The organization of risk into these three elements allows for developing parallel talent value propositions, performance management, and career paths for the talent within each element. Talent in the strategic nerve center will be well trained to take on broader roles including executive leadership risk roles outside the risk function. Talent in the domain-specific pods can develop and be rewarded for deep subject-matter expertise while the analytics-based COE allows for deep data and analytical expertise. We would expect the majority of talent in the future risk function will dedicate themselves to one of the three elements, while rotational programs should exist between them to ensure sufficient cross-pollination of ideas and understanding of the interconnectedness of the elements.

What should CROs do now?

The current rate of change, both in the external risk environment and internal risk capabilities, amount to nothing less than a paradigm shift. So, how should chief risk officers (CROs) begin to build a risk function that can accommodate the more fluid and unpredictable environment? We see four immediate steps:

• Invest in upskilling yourself and your team. The risk function can be the biggest inhibitor or enabler of change—depending on the CRO’s mindset and individual capabilities. For example, we have seen proactive, progressive risk leaders act as critical enablers for accelerated AI adoption, and those that do not. Risk leaders need to understand the opportunities and invest in educating themselves and their teams on AI, its applications, and its challenges.

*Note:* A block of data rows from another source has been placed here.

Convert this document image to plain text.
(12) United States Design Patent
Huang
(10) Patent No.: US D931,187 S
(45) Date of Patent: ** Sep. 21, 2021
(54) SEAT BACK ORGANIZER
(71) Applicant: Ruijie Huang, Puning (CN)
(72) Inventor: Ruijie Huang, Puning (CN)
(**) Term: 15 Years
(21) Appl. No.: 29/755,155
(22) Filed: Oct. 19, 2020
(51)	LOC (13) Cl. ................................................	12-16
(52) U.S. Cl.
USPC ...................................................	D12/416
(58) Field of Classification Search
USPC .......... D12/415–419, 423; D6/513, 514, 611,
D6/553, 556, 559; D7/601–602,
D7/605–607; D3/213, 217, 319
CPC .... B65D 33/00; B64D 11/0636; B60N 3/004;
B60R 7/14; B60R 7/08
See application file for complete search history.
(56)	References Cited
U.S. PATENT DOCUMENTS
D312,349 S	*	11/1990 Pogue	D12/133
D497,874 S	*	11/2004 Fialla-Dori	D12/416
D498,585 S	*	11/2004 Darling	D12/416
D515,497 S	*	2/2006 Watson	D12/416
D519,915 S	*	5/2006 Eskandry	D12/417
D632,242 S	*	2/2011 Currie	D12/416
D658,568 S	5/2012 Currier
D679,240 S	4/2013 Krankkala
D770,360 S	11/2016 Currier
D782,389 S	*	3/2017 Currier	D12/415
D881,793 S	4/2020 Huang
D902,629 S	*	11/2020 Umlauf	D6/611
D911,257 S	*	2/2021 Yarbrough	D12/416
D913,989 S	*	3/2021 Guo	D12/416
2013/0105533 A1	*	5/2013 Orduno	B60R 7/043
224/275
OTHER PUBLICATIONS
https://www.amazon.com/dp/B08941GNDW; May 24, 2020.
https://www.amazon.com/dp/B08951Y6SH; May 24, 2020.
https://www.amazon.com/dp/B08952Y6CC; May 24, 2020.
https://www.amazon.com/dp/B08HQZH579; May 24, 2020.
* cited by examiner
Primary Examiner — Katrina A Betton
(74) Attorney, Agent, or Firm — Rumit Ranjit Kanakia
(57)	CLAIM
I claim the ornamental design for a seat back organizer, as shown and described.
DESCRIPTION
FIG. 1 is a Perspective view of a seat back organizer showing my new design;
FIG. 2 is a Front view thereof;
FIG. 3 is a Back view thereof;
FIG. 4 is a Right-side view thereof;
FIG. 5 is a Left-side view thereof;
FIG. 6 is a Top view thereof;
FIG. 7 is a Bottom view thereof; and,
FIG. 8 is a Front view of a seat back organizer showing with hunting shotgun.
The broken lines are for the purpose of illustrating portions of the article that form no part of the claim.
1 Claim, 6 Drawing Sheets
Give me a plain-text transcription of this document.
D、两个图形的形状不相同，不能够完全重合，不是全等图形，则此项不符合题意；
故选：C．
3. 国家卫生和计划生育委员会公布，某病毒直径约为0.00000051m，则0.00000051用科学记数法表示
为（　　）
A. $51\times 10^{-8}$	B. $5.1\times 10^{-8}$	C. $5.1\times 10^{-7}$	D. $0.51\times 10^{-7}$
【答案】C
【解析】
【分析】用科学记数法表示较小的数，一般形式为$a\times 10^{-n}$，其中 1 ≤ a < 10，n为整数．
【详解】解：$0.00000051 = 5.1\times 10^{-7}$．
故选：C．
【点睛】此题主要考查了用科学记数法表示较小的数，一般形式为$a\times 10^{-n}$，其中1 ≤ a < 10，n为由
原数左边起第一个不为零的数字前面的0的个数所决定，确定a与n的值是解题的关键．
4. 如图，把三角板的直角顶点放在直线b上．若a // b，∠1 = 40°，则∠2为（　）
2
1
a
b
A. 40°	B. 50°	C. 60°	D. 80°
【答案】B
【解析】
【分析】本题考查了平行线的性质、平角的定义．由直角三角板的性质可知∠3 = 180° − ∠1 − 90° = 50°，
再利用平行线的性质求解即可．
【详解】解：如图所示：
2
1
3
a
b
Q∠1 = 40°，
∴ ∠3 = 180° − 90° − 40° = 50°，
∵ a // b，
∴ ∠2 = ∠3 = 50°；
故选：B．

• Strengthen cross-cutting capabilities. While risk functions may not yet be ready for the full strategic nerve center, it is critical to start addressing the need for cross-risk analysis and management. This can happen through strengthening the enterprise risk management or business risk functions of the organization or by investing in risk-agnostic monitoring and response capabilities to stay ahead of the shifting risk landscape.
• Ensure responsible and transparent AI use. CROs should spearhead the design and deployment of risk management mechanisms for AI. These will include clear governance frameworks for AI use-case approval and monitoring and AI processes that appropriately triage based on AI risk characteristics to ensure that the organization can solve for both safety and speed. Transparent documentation and ethical guidelines will safeguard firms against regulatory breaches and ensure that AI-driven decisions remain consistent, auditable, and aligned with enterprise values.

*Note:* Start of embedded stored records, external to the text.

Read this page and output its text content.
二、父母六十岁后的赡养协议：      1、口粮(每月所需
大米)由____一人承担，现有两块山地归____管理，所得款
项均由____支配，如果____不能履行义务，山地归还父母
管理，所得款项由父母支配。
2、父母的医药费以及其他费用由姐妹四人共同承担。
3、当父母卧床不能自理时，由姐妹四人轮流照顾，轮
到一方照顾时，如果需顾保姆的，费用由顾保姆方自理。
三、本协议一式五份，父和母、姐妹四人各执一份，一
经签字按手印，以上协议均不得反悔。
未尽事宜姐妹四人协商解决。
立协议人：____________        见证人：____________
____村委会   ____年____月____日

• Evolve talent strategy and hire for the future. The future of risk demands a new blend of positions, including data scientists, risk modelers, engineers, and AI specialists. CROs should assess gaps, design targeted upskilling programs, and rethink hiring, career paths, and talent management accordingly.⁴“How chief risk officers can build the next generation of leaders,” McKinsey, December 12, 2025.

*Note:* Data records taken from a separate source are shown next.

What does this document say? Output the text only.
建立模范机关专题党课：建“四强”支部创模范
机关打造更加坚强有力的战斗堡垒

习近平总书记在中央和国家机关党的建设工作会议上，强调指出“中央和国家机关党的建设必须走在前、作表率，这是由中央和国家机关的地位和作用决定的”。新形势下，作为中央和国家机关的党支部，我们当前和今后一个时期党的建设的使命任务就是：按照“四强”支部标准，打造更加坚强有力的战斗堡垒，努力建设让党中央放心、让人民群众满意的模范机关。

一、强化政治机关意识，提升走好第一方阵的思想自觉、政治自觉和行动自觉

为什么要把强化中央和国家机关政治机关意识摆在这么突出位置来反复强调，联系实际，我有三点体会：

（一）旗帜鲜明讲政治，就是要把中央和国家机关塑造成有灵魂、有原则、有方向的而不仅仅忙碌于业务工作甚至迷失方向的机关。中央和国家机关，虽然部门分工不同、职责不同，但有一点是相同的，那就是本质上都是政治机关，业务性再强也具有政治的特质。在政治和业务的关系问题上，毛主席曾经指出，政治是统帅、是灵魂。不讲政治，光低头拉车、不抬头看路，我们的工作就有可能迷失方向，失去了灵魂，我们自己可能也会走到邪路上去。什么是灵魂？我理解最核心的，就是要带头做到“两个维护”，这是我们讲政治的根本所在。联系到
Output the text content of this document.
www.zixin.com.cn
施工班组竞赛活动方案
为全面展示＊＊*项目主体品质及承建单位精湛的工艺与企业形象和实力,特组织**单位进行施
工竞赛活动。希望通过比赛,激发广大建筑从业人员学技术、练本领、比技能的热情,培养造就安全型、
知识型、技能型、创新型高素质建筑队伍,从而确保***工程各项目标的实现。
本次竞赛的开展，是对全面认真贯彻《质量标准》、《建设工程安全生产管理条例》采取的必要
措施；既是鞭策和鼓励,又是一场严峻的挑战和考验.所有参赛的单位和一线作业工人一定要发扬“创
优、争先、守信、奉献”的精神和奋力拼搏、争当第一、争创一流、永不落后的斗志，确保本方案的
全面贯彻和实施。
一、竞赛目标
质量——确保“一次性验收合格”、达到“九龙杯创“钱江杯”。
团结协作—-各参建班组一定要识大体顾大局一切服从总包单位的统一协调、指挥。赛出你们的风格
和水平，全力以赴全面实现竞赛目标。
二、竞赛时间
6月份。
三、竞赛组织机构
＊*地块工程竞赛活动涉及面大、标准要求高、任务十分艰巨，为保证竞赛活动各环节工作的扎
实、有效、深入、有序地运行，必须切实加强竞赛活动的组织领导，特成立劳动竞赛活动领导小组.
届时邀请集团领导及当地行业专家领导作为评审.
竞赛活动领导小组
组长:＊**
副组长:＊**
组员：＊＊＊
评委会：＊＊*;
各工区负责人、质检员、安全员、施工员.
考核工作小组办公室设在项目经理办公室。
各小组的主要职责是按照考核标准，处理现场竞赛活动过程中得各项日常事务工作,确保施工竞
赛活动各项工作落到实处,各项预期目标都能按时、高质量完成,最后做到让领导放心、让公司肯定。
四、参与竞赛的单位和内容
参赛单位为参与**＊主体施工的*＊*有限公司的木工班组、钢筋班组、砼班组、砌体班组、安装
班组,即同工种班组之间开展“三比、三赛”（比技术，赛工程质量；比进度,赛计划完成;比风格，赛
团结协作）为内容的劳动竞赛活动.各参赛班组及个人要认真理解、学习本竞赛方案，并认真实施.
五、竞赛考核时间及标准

McKinsey recently identified three CRO archetypes—the protector, the architect, and the business accelerator—and discussed how great CROs proactively identify when they need to shift from one archetype to another.⁵Cristina Catania, Ida Kristensen, Marc Chiapolino, and Tijana Trkulja, “Which chief risk officer archetype are you?,” McKinsey, May 6, 2025. In an environment where change is fast-paced, CROs may feel the need to be protectors; however, CROs must also be architects to address the required changes. By focusing on the opportunities ahead, risk managers have a unique chance to create lasting impact on the future of risk management.